Il premier Mario Draghi - Ansa
Passato il Ferragosto, gli uffici tecnici di Palazzo Chigi e dei ministeri si rimetteranno in moto. L’agenda della ripresa non manca di grandi temi: lavoro, giustizia, trasporti, "regia" del Recovery plan e, naturalmente, Fisco e concorrenza. Un Consiglio dei ministri potrebbe tenersi a fine agosto - si ipotizza il 26 o il 27 - e avere all’ordine del giorno un decreto "Infrastrutture e trasporti", mentre due Dpcm dovrebbero inoltre completare, con la nomina della segreteria tecnica in carica fino al 2026, la governance del Piano nazionale di ripresa e resilienza. Poi alla riapertura delle Camere, a settembre, partirà la volata per approvare le riforme del processo penale e civile e poi convertire i tanti decreti (ce ne sono già due: Green pass e crisi d’impresa).

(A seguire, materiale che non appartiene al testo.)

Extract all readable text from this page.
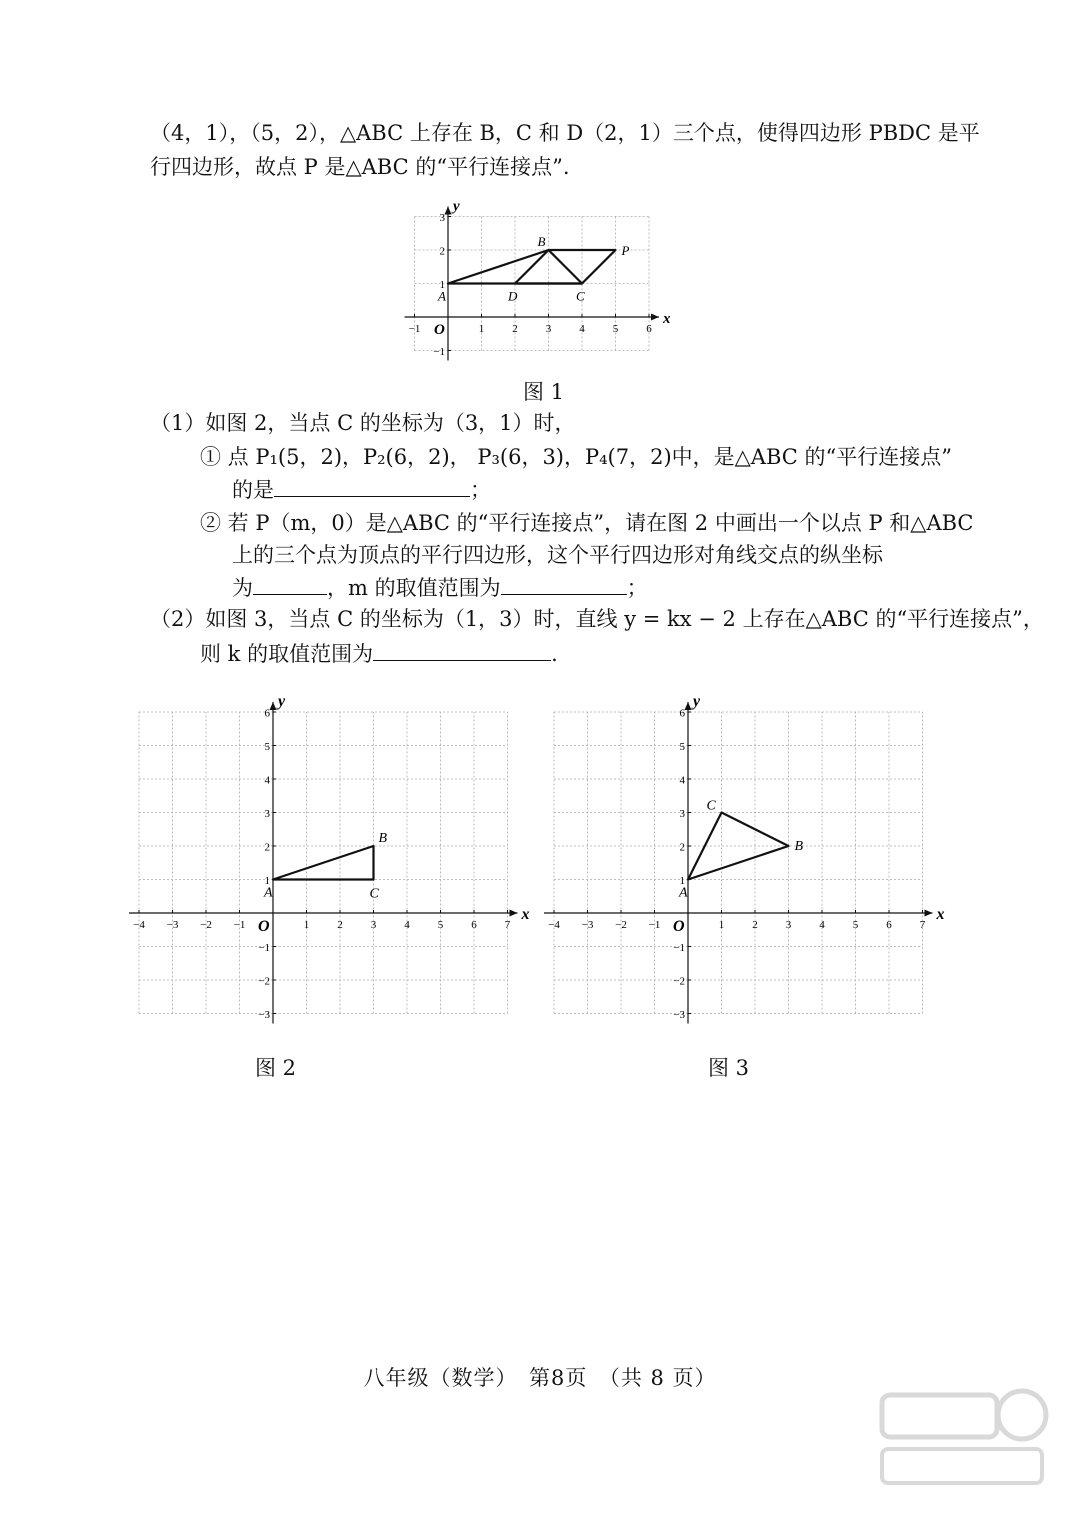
（4，1），（5，2），△ABC 上存在 B，C 和 D（2，1）三个点，使得四边形 PBDC 是平
行四边形，故点 P 是△ABC 的“平行连接点”.
x
y
O
−1	1	2	3	4	5	6
−1
1
2
3
A
B
C
D
P
图 1
（1）如图 2，当点 C 的坐标为（3，1）时，
① 点 P₁(5，2)，P₂(6，2)， P₃(6，3)，P₄(7，2)中，是△ABC 的“平行连接点”
的是	；
② 若 P（m，0）是△ABC 的“平行连接点”，请在图 2 中画出一个以点 P 和△ABC
上的三个点为顶点的平行四边形，这个平行四边形对角线交点的纵坐标
为	，m 的取值范围为	；
（2）如图 3，当点 C 的坐标为（1，3）时，直线 y = kx − 2 上存在△ABC 的“平行连接点”，
则 k 的取值范围为	.
x
y
O
−4 −3 −2 −1	1	2	3	4	5	6	7
−3
−2
−1
1
2
3
4
5
6
A
B
C
x
y
O
−4 −3 −2 −1	1	2	3	4	5	6	7
−3
−2
−1
1
2
3
4
5
6
A
B
C
图 2	图 3
八年级（数学）　第8页　（共 8 页）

Il premier Mario Draghi, nel salutare i ministri prima della pausa, ha chiesto loro, alla ripresa, ancor più «determinazione». Incassato l’anticipo da 24,9 miliardi, l’appuntamento da non mancare sul Piano Ue è quello con gli obiettivi indicati per ottenere la prima rata di fondi nel 2022: il ministero dell’Economia ne ha contati 51 entro l’anno. Va subito attivato pure il tavolo permanente che terrà il filo diretto con parti sociali, enti locali e società civile. Intanto un «decreto ad ampio spettro» è stato annunciato dal ministro Enrico Giovannini sui trasporti (nel Pnrr ci sono oltre 15 miliardi solo per la rete ferroviaria). Il decreto in cantiere potrebbe prevedere anche appositi parcheggi per le neo-mamme al volante e per le auto elettriche, oltre a una stretta sulla manutenzione di tram, filobus, ma anche seggiovie e funivie.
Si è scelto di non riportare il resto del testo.